Here's a different approach to NPCs from the one that @Campbell has described, which still allows GM adjudication without story advocacy. I'm quoting Paul Czege:
I frame the character into the middle of conflicts I think will push and pull in ways that are interesting to me and to the player. I keep NPC personalities somewhat unfixed in my mind, allowing me to retroactively justify their behaviors in support of this. And like Scott's "Point A to Point B" model says, the outcome of the scene is not preconceived.

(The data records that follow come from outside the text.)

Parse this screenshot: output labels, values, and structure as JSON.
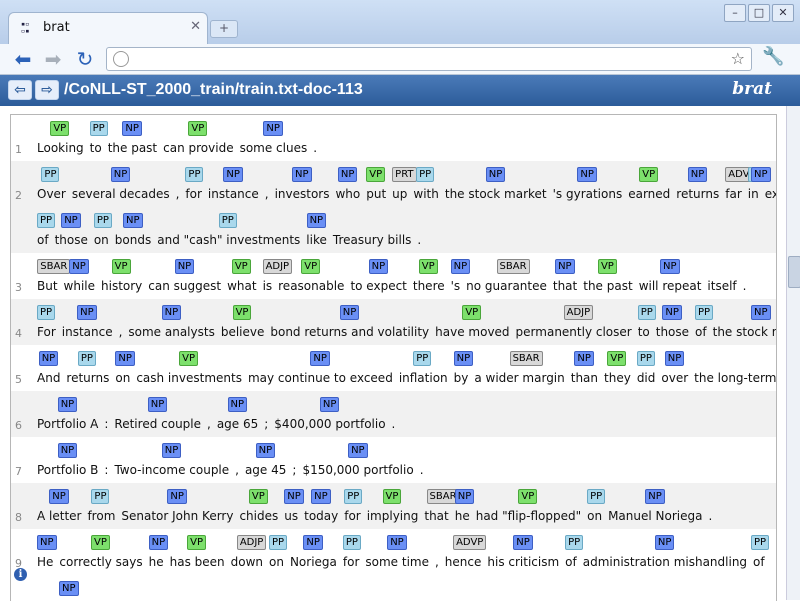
{
  "browser": {
    "tab_title": "brat",
    "tab_favicon": "brat-favicon",
    "url": "",
    "icons": [
      "back-arrow-icon",
      "forward-arrow-icon",
      "reload-icon",
      "globe-icon",
      "star-icon",
      "wrench-icon",
      "new-tab-icon",
      "close-icon",
      "minimize-icon",
      "maximize-icon"
    ]
  },
  "brat": {
    "doc_path": "/CoNLL-ST_2000_train/train.txt-doc-113",
    "logo": "brat",
    "label_colors": {
      "NP": "#6a8ff5",
      "PP": "#a9d8ec",
      "VP": "#7de06c",
      "ADVP": "#d8d8d8",
      "ADJP": "#d8d8d8",
      "SBAR": "#d8d8d8",
      "PRT": "#d8d8d8"
    }
  },
  "sentences": [
    {
      "num": "1",
      "rows": [
        {
          "tokens": [
            "Looking",
            "to",
            "the past",
            "can provide",
            "some clues",
            "."
          ],
          "labels": [
            "VP",
            "PP",
            "NP",
            "VP",
            "NP"
          ]
        }
      ]
    },
    {
      "num": "2",
      "rows": [
        {
          "tokens": [
            "Over",
            "several decades",
            ",",
            "for",
            "instance",
            ",",
            "investors",
            "who",
            "put",
            "up",
            "with",
            "the stock market",
            "'s gyrations",
            "earned",
            "returns",
            "far",
            "in",
            "excess"
          ],
          "labels": [
            "PP",
            "NP",
            "PP",
            "NP",
            "NP",
            "NP",
            "VP",
            "PRT",
            "PP",
            "NP",
            "NP",
            "VP",
            "NP",
            "ADVP",
            "PP",
            "NP"
          ]
        },
        {
          "tokens": [
            "of",
            "those",
            "on",
            "bonds",
            "and \"cash\" investments",
            "like",
            "Treasury bills",
            "."
          ],
          "labels": [
            "PP",
            "NP",
            "PP",
            "NP",
            "PP",
            "NP"
          ]
        }
      ]
    },
    {
      "num": "3",
      "rows": [
        {
          "tokens": [
            "But",
            "while",
            "history",
            "can suggest",
            "what",
            "is",
            "reasonable",
            "to expect",
            "there",
            "'s",
            "no guarantee",
            "that",
            "the past",
            "will repeat",
            "itself",
            "."
          ],
          "labels": [
            "SBAR",
            "NP",
            "VP",
            "NP",
            "VP",
            "ADJP",
            "VP",
            "NP",
            "VP",
            "NP",
            "SBAR",
            "NP",
            "VP",
            "NP"
          ]
        }
      ]
    },
    {
      "num": "4",
      "rows": [
        {
          "tokens": [
            "For",
            "instance",
            ",",
            "some analysts",
            "believe",
            "bond returns and volatility",
            "have moved",
            "permanently closer",
            "to",
            "those",
            "of",
            "the stock market",
            "."
          ],
          "labels": [
            "PP",
            "NP",
            "NP",
            "VP",
            "NP",
            "VP",
            "ADJP",
            "PP",
            "NP",
            "PP",
            "NP"
          ]
        }
      ]
    },
    {
      "num": "5",
      "rows": [
        {
          "tokens": [
            "And",
            "returns",
            "on",
            "cash investments",
            "may continue to exceed",
            "inflation",
            "by",
            "a wider margin",
            "than",
            "they",
            "did",
            "over",
            "the long-term past",
            "."
          ],
          "labels": [
            "NP",
            "PP",
            "NP",
            "VP",
            "NP",
            "PP",
            "NP",
            "SBAR",
            "NP",
            "VP",
            "PP",
            "NP"
          ]
        }
      ]
    },
    {
      "num": "6",
      "rows": [
        {
          "tokens": [
            "Portfolio A",
            ":",
            "Retired couple",
            ",",
            "age 65",
            ";",
            "$400,000 portfolio",
            "."
          ],
          "labels": [
            "NP",
            "NP",
            "NP",
            "NP"
          ]
        }
      ]
    },
    {
      "num": "7",
      "rows": [
        {
          "tokens": [
            "Portfolio B",
            ":",
            "Two-income couple",
            ",",
            "age 45",
            ";",
            "$150,000 portfolio",
            "."
          ],
          "labels": [
            "NP",
            "NP",
            "NP",
            "NP"
          ]
        }
      ]
    },
    {
      "num": "8",
      "rows": [
        {
          "tokens": [
            "A letter",
            "from",
            "Senator John Kerry",
            "chides",
            "us",
            "today",
            "for",
            "implying",
            "that",
            "he",
            "had \"flip-flopped\"",
            "on",
            "Manuel Noriega",
            "."
          ],
          "labels": [
            "NP",
            "PP",
            "NP",
            "VP",
            "NP",
            "NP",
            "PP",
            "VP",
            "SBAR",
            "NP",
            "VP",
            "PP",
            "NP"
          ]
        }
      ]
    },
    {
      "num": "9",
      "rows": [
        {
          "tokens": [
            "He",
            "correctly says",
            "he",
            "has been",
            "down",
            "on",
            "Noriega",
            "for",
            "some time",
            ",",
            "hence",
            "his criticism",
            "of",
            "administration mishandling",
            "of"
          ],
          "labels": [
            "NP",
            "VP",
            "NP",
            "VP",
            "ADJP",
            "PP",
            "NP",
            "PP",
            "NP",
            "ADVP",
            "NP",
            "PP",
            "NP",
            "PP"
          ]
        },
        {
          "tokens": [],
          "labels": [
            "NP"
          ]
        }
      ]
    }
  ]
}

Here is the "Point A to Point B model" that Czege endorses, from earlier in the same thread:
There are two points to a scene - Point A, where the PCs start the scene, and Point B, where they end up. Most games let the players control some aspect of Point A, and then railroad the PCs to point B. Good narrativism will reverse that by letting the GM create a compelling Point A, and let the players dictate what Point B is (ie, there is no Point B prior to the scene beginning).
5e D&D allows the players to control aspects of Point A - hence the whole discussion about what do to when the players establish that their PCs take a long rest. Strongly scene-frame play gives authority over this to the GM. Of course the GM will have regard to what is interesting in choosing point A - as well as the sort of thematic stuff that Czege talks about the GM might also have regard to what will challenge the players in their technical play (this is not a big part of scene framing in Prince Valiant; it is a big part of scene-framing in 4e D&D). But choosing stuff that is thematically interesting is not dictating a story outcome; any more than choosing stuff that is technically interesting is not dictating any particular course of "skilled play".
Of course Czege's approach to NPCs will only work if the system generates obligations on the GM to establish the fiction that retroactively justifies outcomes - systems where I've used Czege's approach quite a bit are in 4e D&D (with skill challenges as the overarching resolution tool) and in Classic Traveller (with its reaction table as the overarching resolution tool). In Burning Wheel and Prince Valiant I use an approach more like the one Campbell describes, because that is a better fit for those systems given their different mechanical features (both have social conflict resolution that works best when it's already established what it is that a NPC wants out of a situation).